La historia de Antikythera

Máquina de Antikythera

La máquina de Antikythera , también conocida como el mecanismo de Antikythera , es la calculadora mecánica más antigua que se conoce, fechada entre 150 y 100 a.C. o, según hipótesis más recientes, 250 a.C. Es un planetario sofisticado, impulsado por ruedas dentadas, que se utilizó para calcular la salida del sol, las fases lunares, los movimientos de los cinco planetas entonces conocidos, los equinoccios, los meses, los días de la semana y, según un estudio publicado en Nature, las fechas de los Juegos Olímpicos. Toma su nombre de la isla griega de Anticitera (Cerigotto) donde se encontró en los restos del naufragio de Anticitera, los restos de un naufragio que tuvo lugar en el segundo cuarto del siglo I a.C., que contiene, junto con numerosos objetos de la época, también la "máquina". . Se conserva en el Museo Arqueológico Nacional de Atenas.

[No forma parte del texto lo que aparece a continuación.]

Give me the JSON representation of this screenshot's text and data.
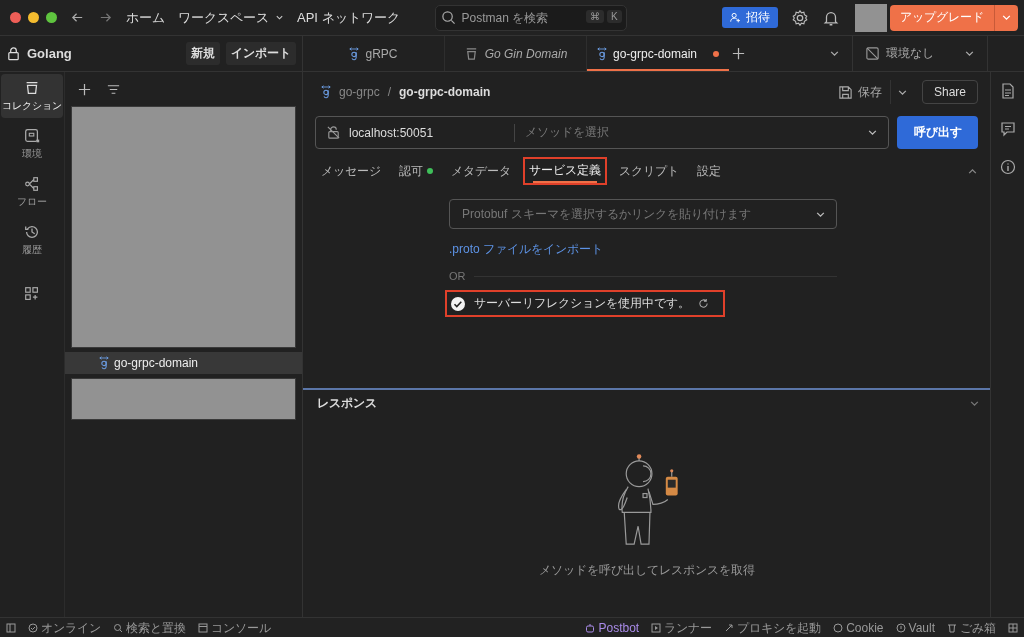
{
  "window": {
    "nav": [
      "ホーム",
      "ワークスペース",
      "API ネットワーク"
    ],
    "search_placeholder": "Postman を検索",
    "shortcut_keys": [
      "⌘",
      "K"
    ],
    "invite": "招待",
    "upgrade": "アップグレード"
  },
  "workspace": {
    "name": "Golang",
    "buttons": [
      "新規",
      "インポート"
    ]
  },
  "rail": [
    {
      "label": "コレクション",
      "kind": "collection",
      "selected": true
    },
    {
      "label": "環境",
      "kind": "environment",
      "selected": false
    },
    {
      "label": "フロー",
      "kind": "flow",
      "selected": false
    },
    {
      "label": "履歴",
      "kind": "history",
      "selected": false
    },
    {
      "kind": "apps",
      "selected": false
    }
  ],
  "sidebar": {
    "items": [
      {
        "label": "go-grpc-domain",
        "selected": true
      }
    ]
  },
  "request_tabs": [
    {
      "label": "gRPC",
      "kind": "grpc",
      "preview": false,
      "unsaved": false,
      "selected": false
    },
    {
      "label": "Go Gin Domain",
      "kind": "collection",
      "preview": true,
      "unsaved": false,
      "selected": false
    },
    {
      "label": "go-grpc-domain",
      "kind": "grpc",
      "preview": false,
      "unsaved": true,
      "selected": true
    }
  ],
  "environment": "環境なし",
  "breadcrumb": {
    "parent": "go-grpc",
    "separator": "/",
    "current": "go-grpc-domain"
  },
  "actions": {
    "save": "保存",
    "share": "Share"
  },
  "url": {
    "value": "localhost:50051",
    "method_placeholder": "メソッドを選択",
    "invoke": "呼び出す"
  },
  "tabs": [
    {
      "label": "メッセージ",
      "selected": false,
      "highlighted": false
    },
    {
      "label": "認可",
      "selected": false,
      "highlighted": false,
      "color": "#3fbf5a"
    },
    {
      "label": "メタデータ",
      "selected": false,
      "highlighted": false
    },
    {
      "label": "サービス定義",
      "selected": true,
      "highlighted": true
    },
    {
      "label": "スクリプト",
      "selected": false,
      "highlighted": false
    },
    {
      "label": "設定",
      "selected": false,
      "highlighted": false
    }
  ],
  "service": {
    "schema_placeholder": "Protobuf スキーマを選択するかリンクを貼り付けます",
    "import_link": ".proto ファイルをインポート",
    "or": "OR",
    "reflection": {
      "label": "サーバーリフレクションを使用中です。",
      "checked": true,
      "highlighted": true
    }
  },
  "response": {
    "title": "レスポンス",
    "empty_message": "メソッドを呼び出してレスポンスを取得"
  },
  "status_bar": {
    "left": [
      {
        "label": "オンライン",
        "kind": "check"
      },
      {
        "label": "検索と置換",
        "kind": "search"
      },
      {
        "label": "コンソール",
        "kind": "console"
      }
    ],
    "right": [
      {
        "label": "Postbot",
        "kind": "bot"
      },
      {
        "label": "ランナー",
        "kind": "play"
      },
      {
        "label": "プロキシを起動",
        "kind": "proxy"
      },
      {
        "label": "Cookie",
        "kind": "cookie"
      },
      {
        "label": "Vault",
        "kind": "vault"
      },
      {
        "label": "ごみ箱",
        "kind": "trash"
      }
    ]
  }
}
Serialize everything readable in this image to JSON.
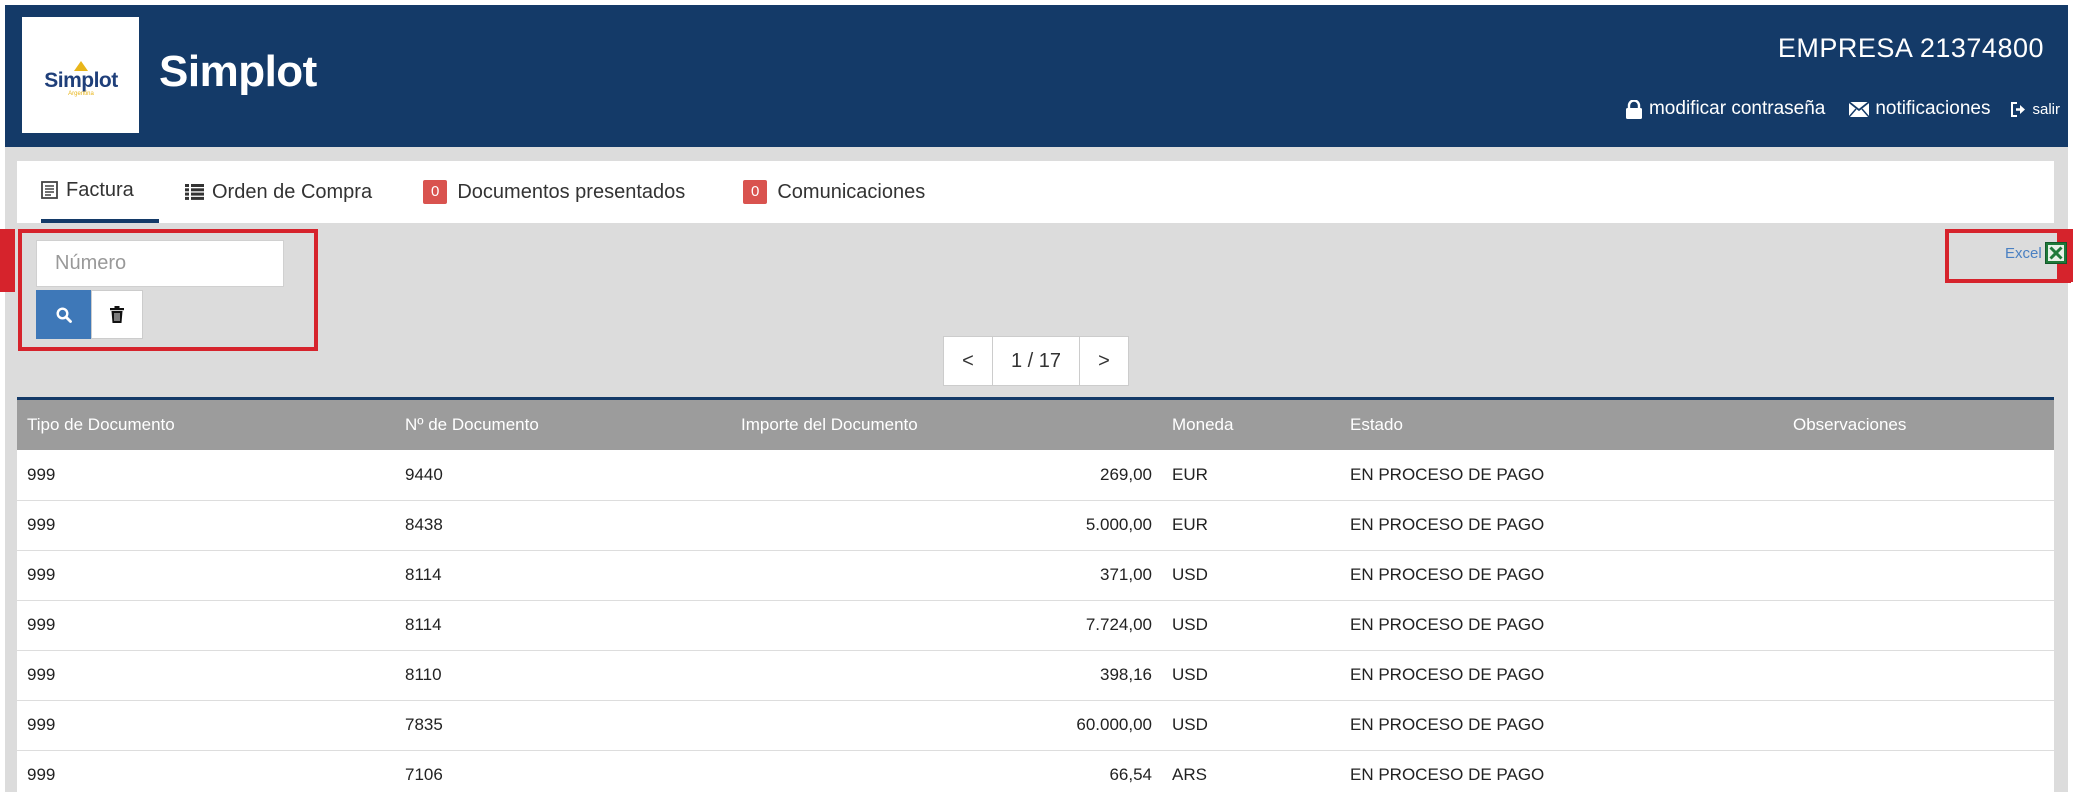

Descubrimiento y primeros análisis

El mecanismo fue encontrado en 1900 gracias al informe de un grupo de pescadores de esponjas que, perdido su ruta debido a una tormenta, se habían visto obligados a refugiarse en la rocosa isla de Cerigotto. Fuera de la isla, a una profundidad de unos 43 metros, descubrieron los restos de un barco, que naufragó en el segundo cuarto del siglo I a.C. y se utilizó para transportar objetos de prestigio, entre ellos estatuas de bronce y mármol.

El 17 de mayo de 1902, el arqueólogo Valerios Stais, al examinar los hallazgos recuperados del pecio, notó que un bloque de piedra tenía incorporado un engranaje. Tras un examen más detenido, se descubrió que lo que inicialmente parecía ser una piedra era en realidad un mecanismo muy incrustado y corroído, del cual habían sobrevivido tres partes principales y docenas de fragmentos menores.

Consistía en toda una serie de ruedas dentadas, cubiertas con inscripciones, parte de un elaborado mecanismo de relojería.

La máquina tenía un tamaño de aproximadamente 30 cm por 15 cm, el grosor de un libro, construida de cobre y montada originalmente en un marco de madera. Se cubrió con más de 2.000 caracteres de escritura, de los cuales alrededor del 95% han sido descifrados (aún no se ha publicado el texto completo de la inscripción).

El mecanismo se conserva en la colección de bronces del Museo Arqueológico Nacional de Atenas, junto con su reconstrucción.

Algunos estudiosos argumentaron que el mecanismo era demasiado complejo para pertenecer al naufragio y algunos expertos argumentaron que los restos del mecanismo podrían remontarse a un planetario o un astrolabio. Las controversias continuaron durante mucho tiempo, pero la cuestión seguía sin resolverse. Solo en 1951 comenzaron a revelarse las dudas sobre el misterioso mecanismo. De hecho, ese año el profesor Derek de Solla Price comenzó a estudiar el dispositivo, examinando cuidadosamente cada rueda y cada pieza y logrando, después de unos veinte años de investigación, descubrir su funcionamiento original.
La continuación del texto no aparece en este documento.